Started with a printout of the inlay. I made the lines .010" on the print so it would be on the line of the cut. I glued those on to the material and that helps with sanding and holding things together if the material is brittle like the jasper. If you use brittle material go thicker. On the jasper its 1..5 mm and the MOP is 1mm. They messed up my order and the black was .5mm so I routed at different depths for those. I used two blades one fine and one course. Fine for soft material, course for the harder stuff.
After everything was cut I laid down some painters tape on the fret board and got another print of the template and cut out the shapes with a razor. I taped when it was positioned and started fitting the pieces in and gluing them into place. When set, I removed the template and scored the pieces. I scored the wood. Removed the material and tape and I scored again deeper so it'll come off when you get near with the router bit. I used chalk to brighten up the lines.

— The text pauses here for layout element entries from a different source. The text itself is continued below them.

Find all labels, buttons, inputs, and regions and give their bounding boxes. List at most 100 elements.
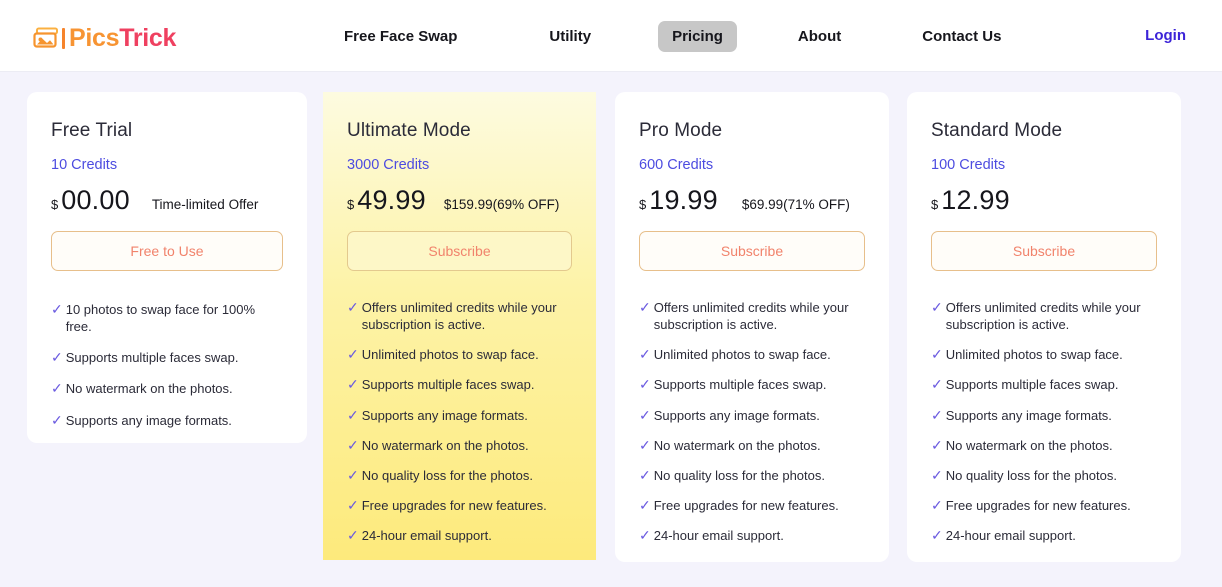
check-icon: ✓ (931, 406, 943, 423)
feature-item: ✓ No quality loss for the photos. (639, 467, 865, 484)
feature-item: ✓ Free upgrades for new features. (931, 497, 1157, 514)
feature-text: Supports multiple faces swap. (65, 350, 239, 366)
feature-item: ✓ Supports multiple faces swap. (931, 376, 1157, 393)
check-icon: ✓ (51, 349, 63, 366)
nav-item-about[interactable]: About (784, 21, 855, 52)
check-icon: ✓ (51, 380, 63, 397)
check-icon: ✓ (347, 346, 359, 363)
main-navigation: Free Face Swap Utility Pricing About Con… (330, 0, 1015, 72)
plan-features: ✓ Offers unlimited credits while your sub… (347, 299, 572, 544)
check-icon: ✓ (931, 346, 943, 363)
plan-cta-button[interactable]: Subscribe (639, 231, 865, 271)
check-icon: ✓ (639, 376, 651, 393)
plan-features: ✓ Offers unlimited credits while your sub… (931, 299, 1157, 544)
check-icon: ✓ (931, 299, 943, 315)
check-icon: ✓ (51, 301, 63, 317)
pricing-card-ultimate-mode: Ultimate Mode 3000 Credits $ 49.99 $159.… (323, 92, 596, 560)
pricing-card-pro-mode: Pro Mode 600 Credits $ 19.99 $69.99(71% … (615, 92, 889, 562)
check-icon: ✓ (347, 466, 359, 483)
plan-currency: $ (639, 197, 647, 212)
feature-text: Supports multiple faces swap. (361, 377, 535, 393)
plan-title: Standard Mode (931, 120, 1063, 141)
feature-item: ✓ 24-hour email support. (931, 527, 1157, 544)
feature-item: ✓ No watermark on the photos. (347, 437, 572, 454)
feature-text: No watermark on the photos. (361, 437, 529, 453)
nav-item-pricing[interactable]: Pricing (658, 20, 737, 52)
site-header: PicsTrick Free Face Swap Utility Pricing… (0, 0, 1222, 72)
feature-item: ✓ Unlimited photos to swap face. (347, 346, 572, 363)
plan-credits: 600 Credits (639, 157, 714, 173)
feature-text: Supports any image formats. (945, 407, 1112, 423)
feature-text: Offers unlimited credits while your subs… (653, 300, 849, 333)
feature-text: Offers unlimited credits while your subs… (361, 300, 557, 333)
feature-text: Supports multiple faces swap. (653, 377, 827, 393)
check-icon: ✓ (639, 436, 651, 453)
plan-price: 00.00 (61, 185, 130, 215)
plan-title: Free Trial (51, 120, 133, 141)
feature-text: Supports any image formats. (653, 407, 820, 423)
plan-cta-button[interactable]: Subscribe (931, 231, 1157, 271)
feature-text: No quality loss for the photos. (945, 467, 1117, 483)
feature-item: ✓ Supports any image formats. (639, 407, 865, 424)
plan-title: Ultimate Mode (347, 120, 471, 141)
feature-item: ✓ No watermark on the photos. (639, 437, 865, 454)
plan-price: 12.99 (941, 185, 1010, 215)
nav-item-utility[interactable]: Utility (535, 21, 605, 52)
check-icon: ✓ (639, 466, 651, 483)
nav-item-free-face-swap[interactable]: Free Face Swap (330, 21, 471, 52)
check-icon: ✓ (639, 346, 651, 363)
feature-text: No watermark on the photos. (945, 437, 1113, 453)
feature-item: ✓ No quality loss for the photos. (931, 467, 1157, 484)
pricing-cards: Free Trial 10 Credits $ 00.00 Time-limit… (0, 92, 1222, 587)
check-icon: ✓ (347, 527, 359, 544)
feature-item: ✓ Supports multiple faces swap. (639, 376, 865, 393)
feature-item: ✓ Supports any image formats. (51, 412, 283, 429)
feature-item: ✓ 10 photos to swap face for 100% free. (51, 301, 283, 335)
feature-text: No quality loss for the photos. (653, 467, 825, 483)
feature-item: ✓ Offers unlimited credits while your sub… (931, 299, 1157, 333)
plan-price-row: $ 00.00 Time-limited Offer (51, 187, 283, 217)
feature-text: 24-hour email support. (361, 528, 492, 544)
plan-currency: $ (931, 197, 939, 212)
plan-price-note: $159.99(69% OFF) (443, 197, 560, 212)
check-icon: ✓ (931, 436, 943, 453)
feature-text: Unlimited photos to swap face. (945, 347, 1123, 363)
photo-stack-icon (33, 27, 58, 48)
plan-credits: 3000 Credits (347, 157, 430, 173)
feature-text: 24-hour email support. (653, 528, 784, 544)
feature-item: ✓ Offers unlimited credits while your sub… (347, 299, 572, 333)
plan-price-note: Time-limited Offer (151, 197, 259, 212)
feature-text: 10 photos to swap face for 100% free. (65, 302, 256, 335)
pricing-card-free-trial: Free Trial 10 Credits $ 00.00 Time-limit… (27, 92, 307, 443)
nav-item-contact-us[interactable]: Contact Us (908, 21, 1015, 52)
feature-item: ✓ Unlimited photos to swap face. (931, 346, 1157, 363)
plan-currency: $ (51, 197, 59, 212)
plan-price-note: $69.99(71% OFF) (741, 197, 850, 212)
logo[interactable]: PicsTrick (33, 22, 176, 54)
feature-text: Offers unlimited credits while your subs… (945, 300, 1141, 333)
logo-divider-bar (62, 27, 65, 49)
pricing-card-standard-mode: Standard Mode 100 Credits $ 12.99 Subscr… (907, 92, 1181, 562)
feature-item: ✓ No watermark on the photos. (931, 437, 1157, 454)
check-icon: ✓ (347, 497, 359, 514)
check-icon: ✓ (51, 411, 63, 428)
plan-cta-button[interactable]: Free to Use (51, 231, 283, 271)
feature-text: No watermark on the photos. (65, 381, 233, 397)
check-icon: ✓ (639, 497, 651, 514)
check-icon: ✓ (639, 299, 651, 315)
check-icon: ✓ (639, 406, 651, 423)
feature-item: ✓ Free upgrades for new features. (347, 497, 572, 514)
feature-item: ✓ Free upgrades for new features. (639, 497, 865, 514)
plan-cta-button[interactable]: Subscribe (347, 231, 572, 271)
login-link[interactable]: Login (1145, 27, 1186, 44)
feature-text: Unlimited photos to swap face. (361, 347, 539, 363)
check-icon: ✓ (639, 527, 651, 544)
feature-text: 24-hour email support. (945, 528, 1076, 544)
plan-title: Pro Mode (639, 120, 723, 141)
feature-item: ✓ Supports any image formats. (931, 407, 1157, 424)
feature-text: Unlimited photos to swap face. (653, 347, 831, 363)
check-icon: ✓ (931, 527, 943, 544)
plan-currency: $ (347, 197, 355, 212)
feature-text: Supports any image formats. (65, 412, 232, 428)
check-icon: ✓ (931, 466, 943, 483)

From there I have a 3/32" and 1/32" bit that are spiral down cutting bits. the 3/32" bit works well keeping the material out but the 1/32" is honestly still a little messy. This is where the scoring will help a lot.
You don't want to go deeper than the width of the bit. If you do your more prone to breaking it. You'll also be able to work clean if you do multiple passes. If I can't see the edge of the side where I scored it I just get near it and leave it alone.
When the initial route is down I use thee types of razors. One with a sharp tip, hook, and rounded. My rule of thump is to try not to pull.the razors. You'll end up scoring going places you don't want to go. If the edge is scored well i'll use the rounded one to stab and turn to break it free and you'll have a nice clean accurate edge. For the really sharp corners I'll use the hook and very carefully stab the corners while pressing down.
I then try my pieces, re-score if needed and they'll fit eventually.